I don’t want to get back on the horse. The ground feels safe and familiar, like a couch that got you through a dark period. “I’ll just walk,” I say weakly, first in English, and then kind of in Russian. “I’ll meet you guys there.”
The look on their faces says this is not an option. Which, fair enough, I was just going to try to roll the rest of the way.
Mireia smiles and gets down from her horse. “How about we walk together for a while, and if you feel better, you can get back on the horse?” she offers.
“I’m never getting back on,” I whisper hoarsely.
She nods. “Okay.”
We walk through the meadow holding our horses’ bridles; Mireia tries to distract me by asking about my life, my trip, my family. I shake my head. “Tell me everything about Franco’s Spain,” I croak. I know that there is a thing called Franco’s Spain, and I have a general sense that it was bad and that’s about it. Now seems as good a time as any to get informed.
Soon I’m so busy asking questions I can only get away with because I’m ill (“How were the Catalonians repressed?”) that I don’t even notice that I’m swinging my leg back over the horse. Well, technically, I’m not really doing the swinging: the guide is holding my torso up with one hand and swinging my leg over with the other. But the point is, I’m back on the horse.
I think about how, of all the jobs I’d be bad at, horse guide probably tops the list. How does our guide stare at mountains all day without going mad? What does he know that I don’t?

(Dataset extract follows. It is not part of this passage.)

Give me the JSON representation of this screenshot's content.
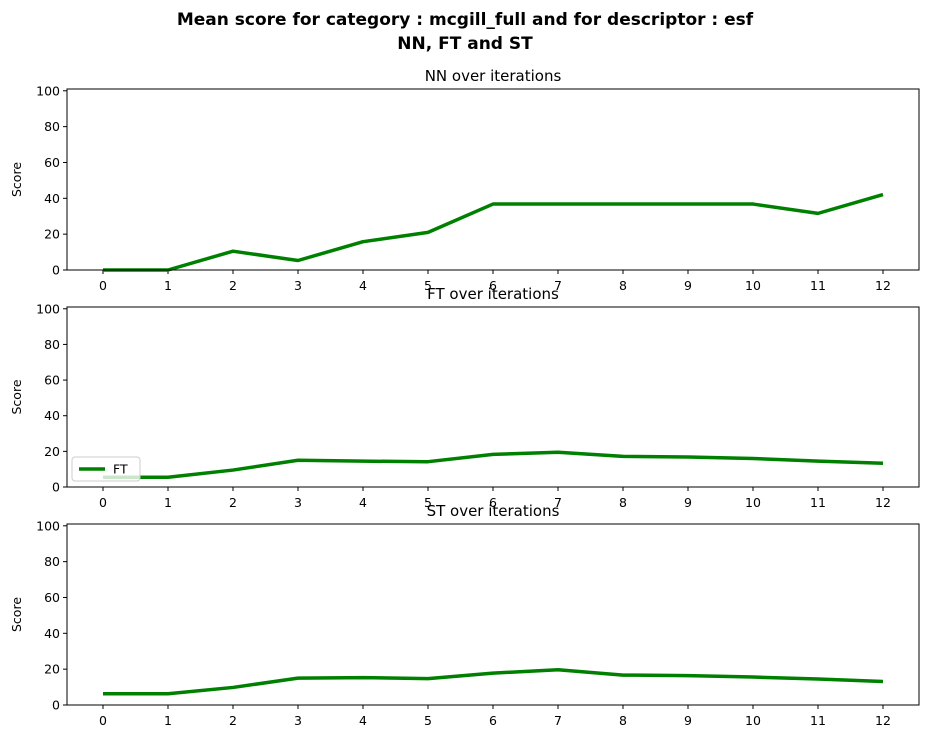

The sun finally slips behind the mountains, rimming the horizon in a soft pink glow. We pull into a small yurt encampment on a gentle slope. Next to a hitching post, two horses nuzzle each other. It’s quiet and still, and I finally feel something approaching contentment. Still, I’d be lying if I said I didn’t check my cell phone to see if the yurt camp had service. (It doesn’t.)